The duplicated data, they concluded, would lead to a 23 percent
overestimate of the drug's effectiveness.

Studies of another drug, risperidone, used to treat schizophrenia, had
been published multiple times in different journals, under different
authors' names. The same thing had been done with studies of drugs to
treat rheumatoid arthritis, with some having been published two or
three times, and one even published five times.

Dr. Michael O'Connell, deputy director of the Mayo Clinic Cancer
Center in Rochester, Minn., an expert on clinical trials, said: "To
publish the same data again with entirely different authorship, as if
it were an entirely different data set, is reprehensible. Readers
would conclude there were two different studies that strengthened the

In their paper, Dr. Gotzsche and Dr. Johansen described still another
problem: a study design that seemed to stack the deck against one of
the drugs being tested, in essence guaranteeing that the other would
look superior.

The two drugs were amphotericin B (made by Bristol Myers Squibb) and
fluconazole (made by Pfizer), both being tested to prevent fungal
infections in patients. The researchers looked at 15 studies done
during the 1990's, including 12 in which Pfizer had participated by
providing grants, statistical analyses or other help.

At first, the studies appeared to show that fluconazole, a newer drug,
worked better. But when the researchers analyzed the studies more
closely, they discovered that the majority of the patients had been
given amphotericin B orally; that drug is supposed to be given
intravenously and is not effective taken by mouth.

In addition, some of the trials included a third drug, called
nystatin, and the results for nystatin and amphotericin had been
lumped together. But nystatin was known to be ineffective, and so
combining the results for the two drugs made amphotericin B look bad.

When Dr. Gotasche and Dr. Johansen sorted out the studies and the
contributions made by the various drugs, they concluded that
fluconazole was actually no more effective than amphotericin B.
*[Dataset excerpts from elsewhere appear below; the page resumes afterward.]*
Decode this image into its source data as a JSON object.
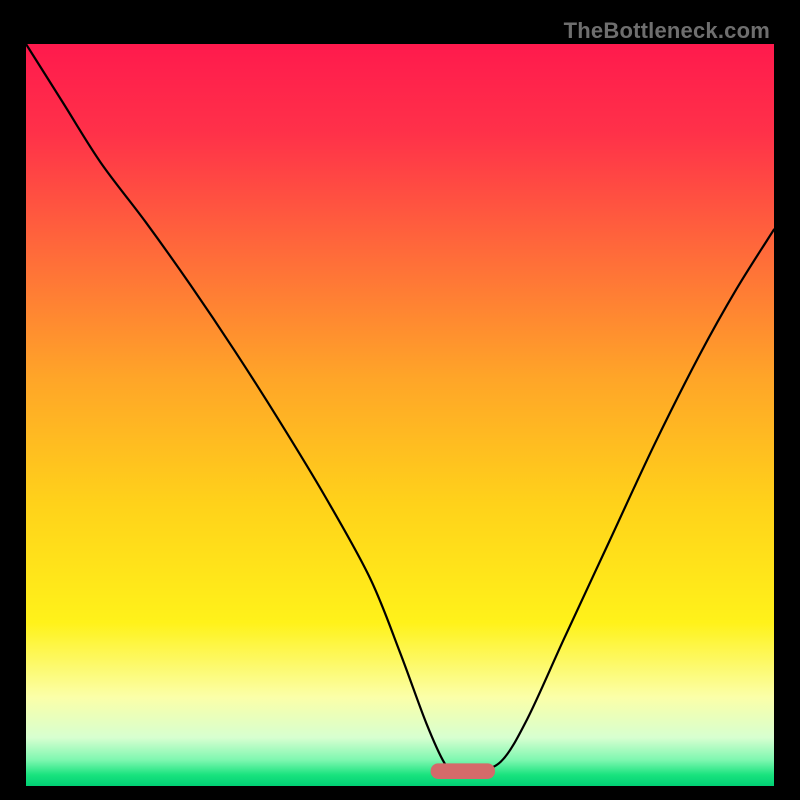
{
  "watermark": "TheBottleneck.com",
  "chart_data": {
    "type": "line",
    "title": "",
    "xlabel": "",
    "ylabel": "",
    "xlim": [
      0,
      100
    ],
    "ylim": [
      0,
      100
    ],
    "grid": false,
    "legend": false,
    "background_gradient_stops": [
      {
        "offset": 0.0,
        "color": "#ff1a4d"
      },
      {
        "offset": 0.12,
        "color": "#ff3149"
      },
      {
        "offset": 0.28,
        "color": "#ff6a3a"
      },
      {
        "offset": 0.45,
        "color": "#ffa528"
      },
      {
        "offset": 0.62,
        "color": "#ffd21a"
      },
      {
        "offset": 0.78,
        "color": "#fff21a"
      },
      {
        "offset": 0.88,
        "color": "#fbffa8"
      },
      {
        "offset": 0.935,
        "color": "#d7ffd0"
      },
      {
        "offset": 0.965,
        "color": "#7ef7b0"
      },
      {
        "offset": 0.985,
        "color": "#19e37e"
      },
      {
        "offset": 1.0,
        "color": "#00d074"
      }
    ],
    "series": [
      {
        "name": "bottleneck-curve",
        "x": [
          0,
          5,
          10,
          16,
          22,
          28,
          34,
          40,
          46,
          50,
          53.5,
          56,
          57.5,
          60,
          63.5,
          67,
          72,
          78,
          84,
          90,
          95,
          100
        ],
        "y": [
          100,
          92,
          84,
          76,
          67.5,
          58.5,
          49,
          39,
          28,
          18,
          8.5,
          3,
          2,
          2,
          3.3,
          9,
          20,
          33,
          46,
          58,
          67,
          75
        ]
      }
    ],
    "marker": {
      "name": "optimal-zone",
      "x": 58.4,
      "y": 2.0,
      "width": 8.6,
      "height": 2.1,
      "color": "#d46a6a"
    }
  }
}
When they tried to ask the authors about the design of the studies,
some ignored the requests, and others said they no longer had the
data. Pfizer, contacted by The Journal of the American Medical
Association, declined comment.

In a telephone interview, a spokeswoman for Pfizer, Mariann Caprino,
said she did not have the data on the individual studies and could not
explain the reasoning behind them.

Dr. Bert Spilker, senior vice president for scientific and regulatory
affairs at PhRMA, a trade group for drug manufacturers, said: "We
don't have a perfect situation. It probably can be improved."
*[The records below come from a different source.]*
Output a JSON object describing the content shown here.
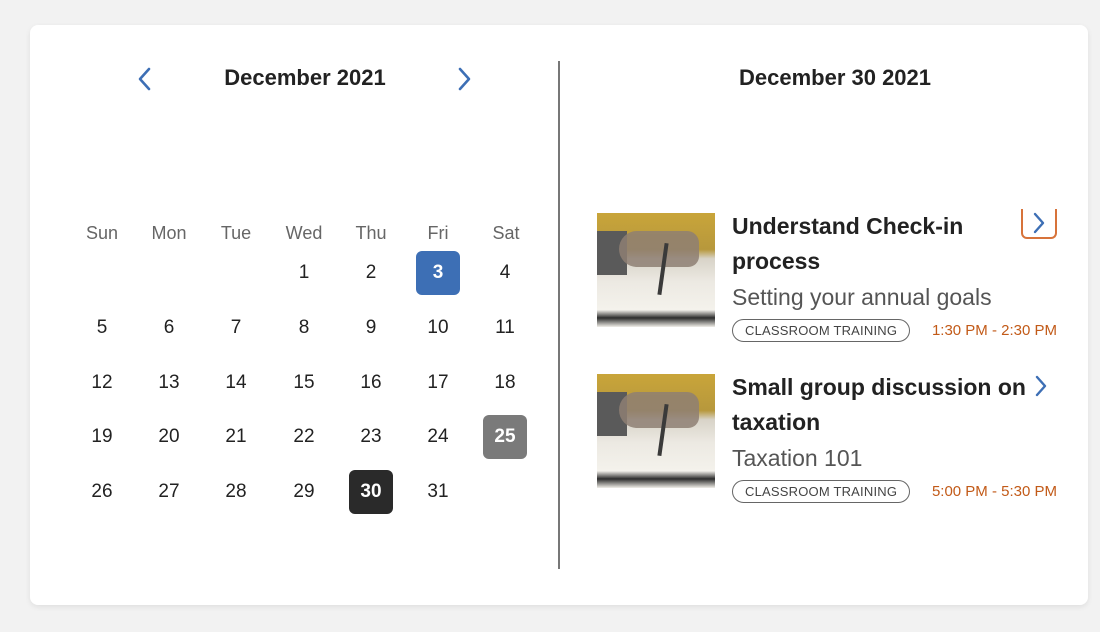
{
  "calendar": {
    "month_title": "December 2021",
    "weekdays": [
      "Sun",
      "Mon",
      "Tue",
      "Wed",
      "Thu",
      "Fri",
      "Sat"
    ],
    "weeks": [
      [
        "",
        "",
        "",
        "1",
        "2",
        "3",
        "4"
      ],
      [
        "5",
        "6",
        "7",
        "8",
        "9",
        "10",
        "11"
      ],
      [
        "12",
        "13",
        "14",
        "15",
        "16",
        "17",
        "18"
      ],
      [
        "19",
        "20",
        "21",
        "22",
        "23",
        "24",
        "25"
      ],
      [
        "26",
        "27",
        "28",
        "29",
        "30",
        "31",
        ""
      ]
    ],
    "highlight_blue_day": "3",
    "highlight_grey_day": "25",
    "selected_day": "30"
  },
  "agenda": {
    "date_title": "December 30 2021",
    "events": [
      {
        "title": "Understand Check-in process",
        "subtitle": "Setting your annual goals",
        "tag": "CLASSROOM TRAINING",
        "time": "1:30 PM - 2:30 PM"
      },
      {
        "title": "Small group discussion on taxation",
        "subtitle": "Taxation 101",
        "tag": "CLASSROOM TRAINING",
        "time": "5:00 PM - 5:30 PM"
      }
    ]
  },
  "colors": {
    "accent_blue": "#3d6fb5",
    "accent_orange": "#c25a18",
    "selected_dark": "#2a2a2a",
    "grey_highlight": "#7a7a7a"
  },
  "icons": {
    "prev": "chevron-left-icon",
    "next": "chevron-right-icon",
    "event_open": "chevron-right-icon"
  }
}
He suggested that medical journals require authors to disclose
formally whether their papers had been published elsewhere in any
form, and to include that declaration in the published report. In
addition, he said, the institutional review boards that approve
studies at the hospitals where they are conducted should evaluate them
more closely to make sure that they are designed properly.

The best solution to publication bias, many researchers and journal
editors say, is to require that all studies be logged into a central
registry when they begin. That way, scientists can track them.

Dr. Rennie said, "You can call the investigators up and say, 'Whatever
happened to that study you began?' and they might say, 'It was a
disaster.' And then you can ask, 'Why didn't you publish it?"'

Some drug companies have begun to register their trials, but others
resist, partly for fear of revealing information that their
competitors might use.

"They have proprietary interests, which I respect," Dr. Dickersin
said. "But there is a larger interest here of society as a whole."